Average Total Payments: The average total payments to all providers for the MS-DRG including the MSDRG amount, teaching, disproportionate share, capital, and outlier payments for all cases. Also included in average total payments are co-payment and deductible amounts that the patient is responsible for and any additional payments by third parties for coordination of benefits.

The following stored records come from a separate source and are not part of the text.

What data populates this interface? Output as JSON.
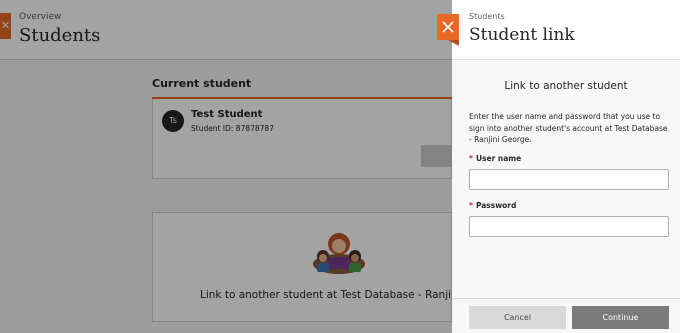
{
  "background": {
    "breadcrumb": "Overview",
    "title": "Students",
    "current_student_label": "Current student",
    "student": {
      "initials": "Ts",
      "name": "Test Student",
      "id_text": "Student ID: 87878787"
    },
    "link_heading": "Link to another student at Test Database - Ranjini G"
  },
  "panel": {
    "breadcrumb": "Students",
    "title": "Student link",
    "section_heading": "Link to another student",
    "instructions": "Enter the user name and password that you use to sign into another student's account at Test Database - Ranjini George.",
    "username": {
      "required_mark": "*",
      "label": "User name",
      "value": "",
      "placeholder": ""
    },
    "password": {
      "required_mark": "*",
      "label": "Password",
      "value": "",
      "placeholder": ""
    },
    "cancel_label": "Cancel",
    "continue_label": "Continue"
  },
  "colors": {
    "accent": "#e86826",
    "required": "#c22d1f",
    "continue_button": "#7a7a7a",
    "cancel_button": "#d9d9d9"
  },
  "icons": {
    "panel_close": "close-icon",
    "background_close": "close-icon",
    "avatar": "initials-avatar",
    "illustration": "student-group-illustration"
  }
}
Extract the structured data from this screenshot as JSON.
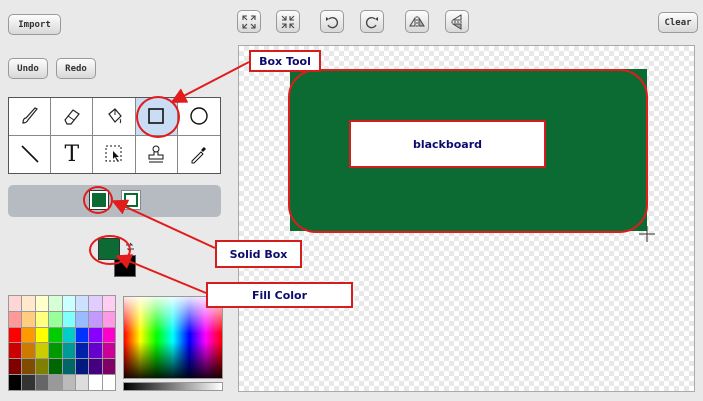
{
  "toolbar": {
    "import_label": "Import",
    "undo_label": "Undo",
    "redo_label": "Redo",
    "clear_label": "Clear",
    "canvas_actions": [
      "grow-icon",
      "shrink-icon",
      "rotate-left-icon",
      "rotate-right-icon",
      "flip-horizontal-icon",
      "flip-vertical-icon"
    ]
  },
  "tools": [
    {
      "name": "brush",
      "icon": "paintbrush-icon"
    },
    {
      "name": "eraser",
      "icon": "eraser-icon"
    },
    {
      "name": "fill",
      "icon": "paint-bucket-icon"
    },
    {
      "name": "rectangle",
      "icon": "rectangle-icon",
      "selected": true
    },
    {
      "name": "ellipse",
      "icon": "ellipse-icon"
    },
    {
      "name": "line",
      "icon": "line-icon"
    },
    {
      "name": "text",
      "icon": "text-icon"
    },
    {
      "name": "select",
      "icon": "select-icon"
    },
    {
      "name": "stamp",
      "icon": "stamp-icon"
    },
    {
      "name": "eyedropper",
      "icon": "eyedropper-icon"
    }
  ],
  "fill_modes": [
    "solid-box-icon",
    "outline-box-icon"
  ],
  "colors": {
    "foreground": "#0b6b32",
    "background": "#000000",
    "annotation_red": "#e21b1b",
    "label_text": "#0b0b6e"
  },
  "canvas": {
    "blackboard_label": "blackboard"
  },
  "annotations": {
    "box_tool": "Box Tool",
    "solid_box": "Solid Box",
    "fill_color": "Fill Color"
  }
}
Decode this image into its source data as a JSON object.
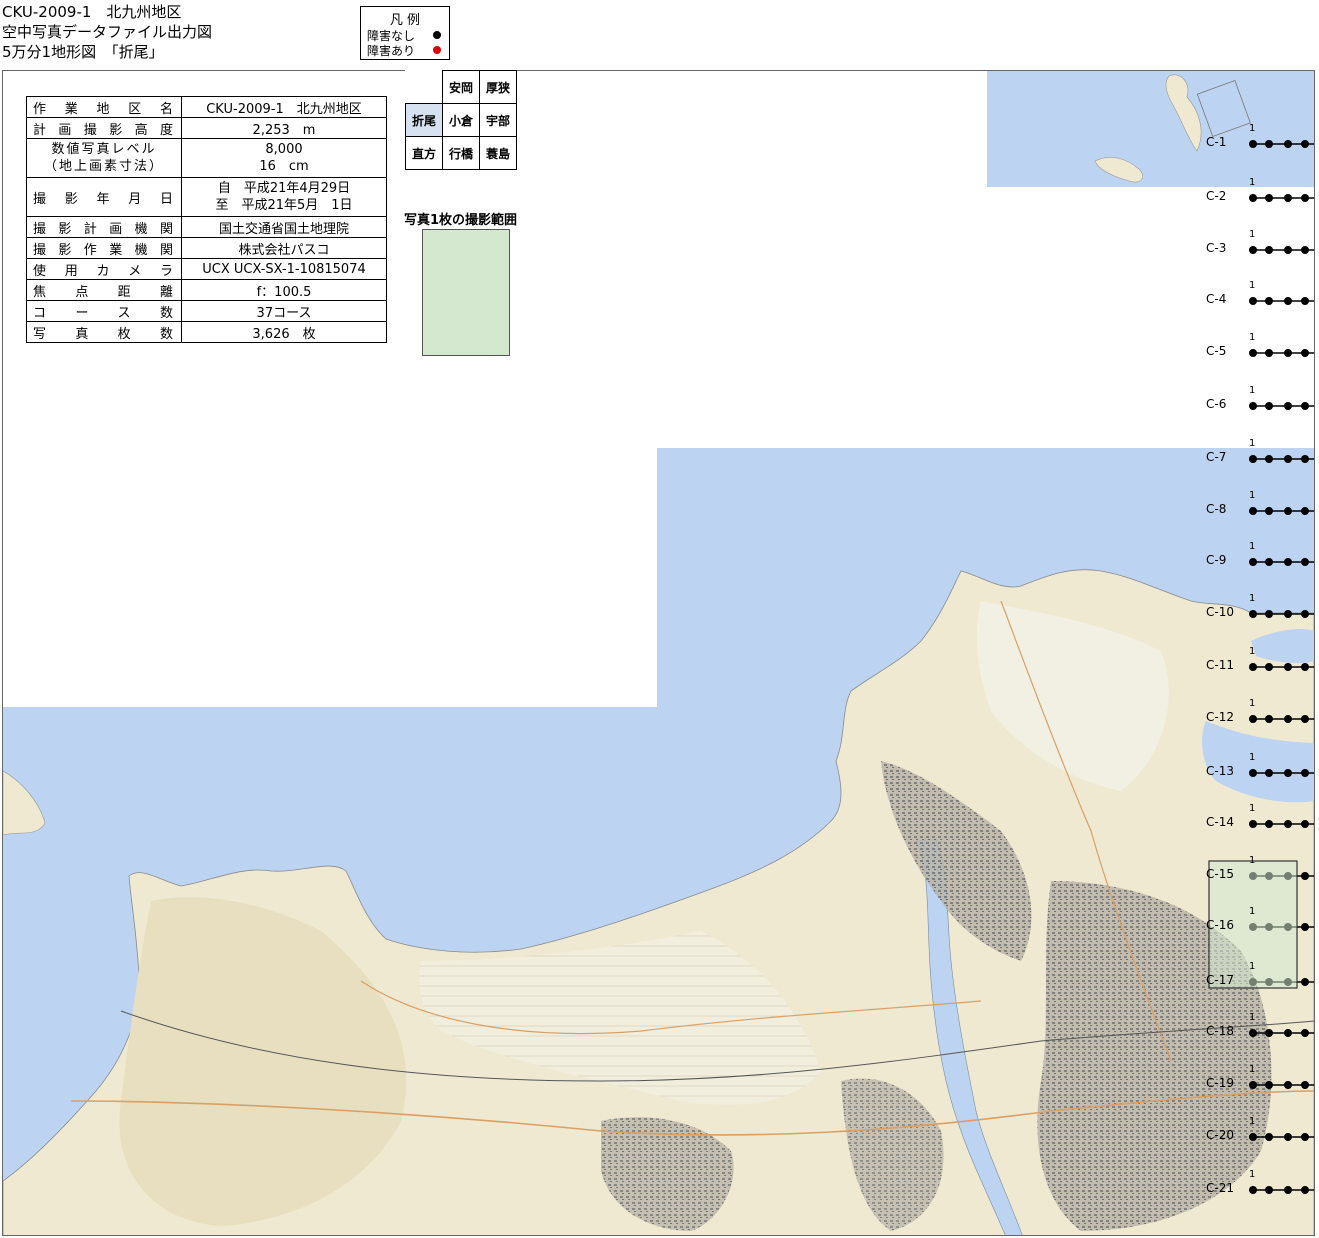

Average Medicare Payments: The average amount that Medicare pays to the provider for Medicare's share of the MS-DRG. Average Medicare payment amounts include the MS-DRG amount, teaching, disproportionate share, capital, and outlier payments for all cases. Medicare payments DO NOT include beneficiary co-payments and deductible amounts nor any additional payments from third parties for coordination of benefits. Note: In general, Medicare FFS claims with dates-of-service or dates-of-discharge on or after April 1, 2013, incurred a 2 percent reduction in Medicare payment. This is in response to mandatory across-the-board reductions in Federal spending, also known as sequestration
Hospital Rank: We have calculated the rank for each procedure within a hospital. The left number is the national ranking, the right one is the state ranking. For discharges, ranking is from highest # of discharges to lower (hospital with highest number of discharges ranks first). For charges and payments, lowest means a higher ranking.